Even though I am still on my journey of becoming more open to others, I have a few tips that helped me be less shy in college. Trust me, I know it is very scary to even think about having to branch out of your comfort zone, but read my tips with an open mind.

  • Be the first to say hello to others. For a shy person, this can be extremely difficult. Set a goal to at least say hi to a new person each day. It could be a classmate or a complete stranger. Once you grow more comfortable with saying hello to others, start increasing your goal per day. This can be a bit silly, but this helped me a lot with breaking down the wall that I had always built towards new people.
  • Get involved! As a third year, I hold the vice president position for my sorority, vice president of the business and professional women organization, and many more positions so there is hope for you shy people out there too! I first began with joining only one organization my first semester of freshman year. I did not want to overwhelm myself my first semester by joining too many clubs on campus. Keeping the limit to one club at first serves as a stepping stone to build up the confidence to branch out and join other organizations. The more energy you put into meeting new people through these clubs on your campus, the easier it will get to not feel as shy around larger groups.
  • Do not be afraid to speak up. To this day, I am still working on speaking up. At first, I felt like my opinions and thoughts did not matter since those who were less shy in my classes or clubs seemed to have a set of confident answers to everything. I have grown to learn that every voice matters. I like to take a deep breath before I know I am speaking about an important topic. This allows me to calm myself of any nerves before speaking.
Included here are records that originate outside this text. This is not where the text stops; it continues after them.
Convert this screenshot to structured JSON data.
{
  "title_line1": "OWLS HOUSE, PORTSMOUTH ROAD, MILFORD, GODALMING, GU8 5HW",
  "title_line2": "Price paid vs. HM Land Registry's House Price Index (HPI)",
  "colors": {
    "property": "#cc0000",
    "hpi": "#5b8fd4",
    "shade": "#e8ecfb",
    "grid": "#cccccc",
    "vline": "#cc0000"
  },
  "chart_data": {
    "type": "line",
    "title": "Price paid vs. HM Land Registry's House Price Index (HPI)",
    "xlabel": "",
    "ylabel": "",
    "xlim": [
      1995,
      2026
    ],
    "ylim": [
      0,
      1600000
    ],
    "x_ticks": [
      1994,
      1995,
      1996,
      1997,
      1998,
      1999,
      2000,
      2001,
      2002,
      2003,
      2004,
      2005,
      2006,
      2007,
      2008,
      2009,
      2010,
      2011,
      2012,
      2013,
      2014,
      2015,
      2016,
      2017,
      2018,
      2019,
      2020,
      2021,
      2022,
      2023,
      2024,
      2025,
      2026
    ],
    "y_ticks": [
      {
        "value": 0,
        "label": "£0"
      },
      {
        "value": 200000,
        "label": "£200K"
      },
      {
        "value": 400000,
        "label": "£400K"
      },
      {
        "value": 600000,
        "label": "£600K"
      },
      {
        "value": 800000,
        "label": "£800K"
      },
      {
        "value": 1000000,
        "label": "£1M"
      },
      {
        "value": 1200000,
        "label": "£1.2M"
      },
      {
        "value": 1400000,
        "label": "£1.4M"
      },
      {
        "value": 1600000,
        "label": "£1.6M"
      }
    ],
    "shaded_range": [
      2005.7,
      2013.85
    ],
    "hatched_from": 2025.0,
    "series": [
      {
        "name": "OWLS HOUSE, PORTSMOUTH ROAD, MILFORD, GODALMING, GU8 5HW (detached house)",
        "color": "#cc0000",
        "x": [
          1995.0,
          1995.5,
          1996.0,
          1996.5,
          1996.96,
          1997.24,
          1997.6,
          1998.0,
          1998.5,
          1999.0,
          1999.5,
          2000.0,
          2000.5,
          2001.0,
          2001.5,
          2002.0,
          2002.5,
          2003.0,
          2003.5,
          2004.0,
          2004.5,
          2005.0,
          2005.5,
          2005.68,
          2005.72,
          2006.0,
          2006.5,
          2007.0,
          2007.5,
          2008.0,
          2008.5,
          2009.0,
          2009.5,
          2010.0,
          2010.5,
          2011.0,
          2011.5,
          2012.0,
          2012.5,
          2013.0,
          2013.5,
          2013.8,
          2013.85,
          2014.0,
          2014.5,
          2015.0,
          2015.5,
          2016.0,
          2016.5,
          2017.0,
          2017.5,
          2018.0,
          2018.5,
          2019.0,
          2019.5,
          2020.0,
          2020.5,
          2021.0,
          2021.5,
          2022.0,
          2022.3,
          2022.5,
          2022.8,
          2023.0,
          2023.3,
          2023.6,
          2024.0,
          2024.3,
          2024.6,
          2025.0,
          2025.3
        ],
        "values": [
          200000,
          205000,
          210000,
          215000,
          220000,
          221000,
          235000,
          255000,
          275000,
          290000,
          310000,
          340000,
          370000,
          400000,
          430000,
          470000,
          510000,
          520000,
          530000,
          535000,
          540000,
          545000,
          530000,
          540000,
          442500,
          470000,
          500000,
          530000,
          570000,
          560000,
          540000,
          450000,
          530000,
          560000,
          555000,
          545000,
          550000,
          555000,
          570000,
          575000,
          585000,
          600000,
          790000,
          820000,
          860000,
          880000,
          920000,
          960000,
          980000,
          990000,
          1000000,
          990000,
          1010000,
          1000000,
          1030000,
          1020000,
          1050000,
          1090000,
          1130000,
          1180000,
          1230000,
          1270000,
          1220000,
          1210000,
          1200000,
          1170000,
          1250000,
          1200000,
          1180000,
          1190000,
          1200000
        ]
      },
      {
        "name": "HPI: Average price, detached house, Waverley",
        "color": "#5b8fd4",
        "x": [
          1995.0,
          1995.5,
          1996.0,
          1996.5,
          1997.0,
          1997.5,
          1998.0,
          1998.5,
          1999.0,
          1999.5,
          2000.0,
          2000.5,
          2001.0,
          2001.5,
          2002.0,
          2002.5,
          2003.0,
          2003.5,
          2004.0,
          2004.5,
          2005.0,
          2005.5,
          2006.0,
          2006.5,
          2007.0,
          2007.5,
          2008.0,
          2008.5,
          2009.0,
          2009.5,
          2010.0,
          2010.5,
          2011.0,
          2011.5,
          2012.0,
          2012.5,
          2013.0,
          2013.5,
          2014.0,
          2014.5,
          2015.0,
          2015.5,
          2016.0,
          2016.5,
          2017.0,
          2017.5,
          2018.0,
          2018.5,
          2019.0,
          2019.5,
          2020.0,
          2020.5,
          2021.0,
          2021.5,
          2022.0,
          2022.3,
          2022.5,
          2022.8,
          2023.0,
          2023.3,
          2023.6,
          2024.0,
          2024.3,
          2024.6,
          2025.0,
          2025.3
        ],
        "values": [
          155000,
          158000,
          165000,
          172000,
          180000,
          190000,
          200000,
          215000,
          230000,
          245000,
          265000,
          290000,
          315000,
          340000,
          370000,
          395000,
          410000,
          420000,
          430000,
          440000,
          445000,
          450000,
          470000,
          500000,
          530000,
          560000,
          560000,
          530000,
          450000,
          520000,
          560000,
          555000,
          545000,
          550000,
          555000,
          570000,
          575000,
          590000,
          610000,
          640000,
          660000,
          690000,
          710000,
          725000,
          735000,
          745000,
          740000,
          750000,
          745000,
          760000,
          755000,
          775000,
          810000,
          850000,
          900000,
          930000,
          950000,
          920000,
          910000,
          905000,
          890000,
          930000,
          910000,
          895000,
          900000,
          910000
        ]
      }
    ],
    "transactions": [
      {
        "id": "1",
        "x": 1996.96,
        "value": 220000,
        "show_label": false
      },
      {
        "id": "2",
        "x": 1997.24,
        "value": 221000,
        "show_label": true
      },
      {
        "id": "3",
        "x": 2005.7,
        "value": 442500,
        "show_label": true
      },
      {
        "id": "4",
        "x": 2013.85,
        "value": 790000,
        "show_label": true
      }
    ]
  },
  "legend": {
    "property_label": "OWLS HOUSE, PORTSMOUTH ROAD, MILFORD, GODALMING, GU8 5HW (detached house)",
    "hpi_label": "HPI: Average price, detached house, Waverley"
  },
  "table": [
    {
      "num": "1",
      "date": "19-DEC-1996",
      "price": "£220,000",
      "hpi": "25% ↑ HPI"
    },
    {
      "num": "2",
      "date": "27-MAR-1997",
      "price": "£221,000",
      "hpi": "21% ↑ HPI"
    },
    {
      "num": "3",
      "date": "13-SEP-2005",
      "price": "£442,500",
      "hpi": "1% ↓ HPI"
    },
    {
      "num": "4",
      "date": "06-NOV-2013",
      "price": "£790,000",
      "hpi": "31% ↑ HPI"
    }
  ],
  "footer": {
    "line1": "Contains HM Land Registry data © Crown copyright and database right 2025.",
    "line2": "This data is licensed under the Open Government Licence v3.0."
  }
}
  • Make eye contact with others. I never realized how powerful eye contact could be until one of my business professors made us present ourselves during the first week of classes. She said that eye contact not only lets others know you are confident in what you are saying, but also that you are listening to what the other person is saying. Even though I did listen to others whenever I looked away, those who never struggled with shyness might think that you are not interested or are ignoring the conversation.
  • Speak at a good volume. Before college, I usually always had a soft and quiet tone of voice. I soon realized that I had to speak loud and clear especially during presentations. Having a clear voice when speaking to one person or a whole class allows for people to easily understand what you are saying. Just like eye contact shows that you are confident in what you are saying, a good volume to your voice can have that same effect.

From one shy person to another, I hope that these tips help you out in some way. I never thought I would ever become less shy than I was a few years ago, but it is possible! I still have my shy moments, but it is something I am constantly trying to work at. College can be overwhelming for a shy person, just remember that it takes baby steps at first to conquer shyness!